Fig. 4. Accurate de novo design of a high-affinity cyclic peptide binder against the predicted structure of RbtA from A. baumannii.
04 Conclusion and Future Perspectives
The RFpeptides pipeline developed in this study represents a major breakthrough in the field of macrocyclic peptide design. Its core value lies in the deep integration of generative AI and structure prediction, enabling fully automated design of high-affinity binding peptides from target sequences or structures. Experimental validation shows that this method can generate highly active and specific binders for diverse targets (including those with flat binding surfaces), with high agreement between designed and experimental structures, achieving a success rate of 76% (35 out of 46 tested peptides were active).
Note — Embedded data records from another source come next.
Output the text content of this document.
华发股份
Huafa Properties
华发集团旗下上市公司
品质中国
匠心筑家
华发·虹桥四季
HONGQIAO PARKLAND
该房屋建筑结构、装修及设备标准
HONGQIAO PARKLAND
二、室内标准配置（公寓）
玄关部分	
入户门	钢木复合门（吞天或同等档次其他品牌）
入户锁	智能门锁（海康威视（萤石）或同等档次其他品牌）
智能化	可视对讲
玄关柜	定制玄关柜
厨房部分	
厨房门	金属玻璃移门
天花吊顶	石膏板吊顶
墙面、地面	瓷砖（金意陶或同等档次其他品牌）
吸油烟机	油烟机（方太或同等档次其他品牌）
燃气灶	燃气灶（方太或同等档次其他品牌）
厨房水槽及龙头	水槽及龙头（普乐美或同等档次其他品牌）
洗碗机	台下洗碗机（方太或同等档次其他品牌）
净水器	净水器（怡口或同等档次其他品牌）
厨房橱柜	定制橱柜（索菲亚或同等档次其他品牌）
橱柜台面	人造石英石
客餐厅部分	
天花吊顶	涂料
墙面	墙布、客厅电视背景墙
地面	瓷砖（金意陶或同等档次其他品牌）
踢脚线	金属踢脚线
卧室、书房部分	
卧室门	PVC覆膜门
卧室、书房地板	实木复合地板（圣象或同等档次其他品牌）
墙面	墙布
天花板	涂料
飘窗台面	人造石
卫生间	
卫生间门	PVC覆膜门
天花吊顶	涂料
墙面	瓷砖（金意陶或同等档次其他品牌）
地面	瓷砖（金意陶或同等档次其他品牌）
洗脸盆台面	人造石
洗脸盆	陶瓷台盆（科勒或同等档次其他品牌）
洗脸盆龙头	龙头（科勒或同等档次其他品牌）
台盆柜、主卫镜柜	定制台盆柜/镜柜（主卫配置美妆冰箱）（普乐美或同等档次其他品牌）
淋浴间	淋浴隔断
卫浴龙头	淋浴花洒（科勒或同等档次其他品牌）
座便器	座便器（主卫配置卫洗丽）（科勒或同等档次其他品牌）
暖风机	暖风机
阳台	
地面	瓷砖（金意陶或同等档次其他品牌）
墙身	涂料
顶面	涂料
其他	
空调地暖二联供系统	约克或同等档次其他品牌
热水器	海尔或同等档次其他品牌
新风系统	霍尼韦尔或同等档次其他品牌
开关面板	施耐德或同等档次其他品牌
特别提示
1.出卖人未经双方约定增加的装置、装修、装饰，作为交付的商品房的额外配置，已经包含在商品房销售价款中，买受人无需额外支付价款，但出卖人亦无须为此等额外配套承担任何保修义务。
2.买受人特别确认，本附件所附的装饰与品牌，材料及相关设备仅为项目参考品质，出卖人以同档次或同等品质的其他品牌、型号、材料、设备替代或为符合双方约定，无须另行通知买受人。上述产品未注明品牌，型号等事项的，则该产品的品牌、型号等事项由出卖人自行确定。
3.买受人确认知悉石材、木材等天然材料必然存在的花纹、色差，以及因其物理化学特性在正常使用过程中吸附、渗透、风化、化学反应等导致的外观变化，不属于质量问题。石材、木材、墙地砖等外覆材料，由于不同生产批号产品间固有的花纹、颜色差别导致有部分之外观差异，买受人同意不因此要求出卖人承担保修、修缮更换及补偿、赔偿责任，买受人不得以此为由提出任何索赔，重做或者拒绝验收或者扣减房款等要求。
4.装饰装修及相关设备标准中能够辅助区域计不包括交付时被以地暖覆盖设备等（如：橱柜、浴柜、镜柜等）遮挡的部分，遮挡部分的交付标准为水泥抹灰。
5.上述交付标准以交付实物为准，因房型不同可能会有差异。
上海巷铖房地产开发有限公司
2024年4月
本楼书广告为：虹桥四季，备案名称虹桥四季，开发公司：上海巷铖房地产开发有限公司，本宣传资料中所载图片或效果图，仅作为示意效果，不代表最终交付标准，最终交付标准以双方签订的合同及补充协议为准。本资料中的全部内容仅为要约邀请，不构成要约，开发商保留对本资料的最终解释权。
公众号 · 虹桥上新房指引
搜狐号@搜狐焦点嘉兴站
Future work could extend to conditional generation (e.g., targeting specific epitopes), incorporation of non-canonical amino acids and cyclization chemistries, and application to a wider range of therapeutic targets (e.g., membrane proteins or protein-protein interaction interfaces). RFpeptides provides a scalable platform for accelerating peptide drug discovery, holding promise for advancing precision medicine and anti-infective therapies.
Original Article:
Rettie SA, Juergens D, Adebomi V, Bueso YF, Zhao Q, Leveille AN, Liu A, Bera AK, Wilms JA, Üffing A, Kang A, Brackenbrough E, Lamb M, Gerben SR, Murray A, Levine PM, Schneider M, Vasireddy V, Ovchinnikov S, Weiergräber OH, Willbold D, Kritzer JA, Mougous JD, Baker D, DiMaio F, Bhardwaj G. Accurate de novo design of high-affinity protein-binding macrocycles using deep learning. Nat Chem Biol. 2025 Jun 20.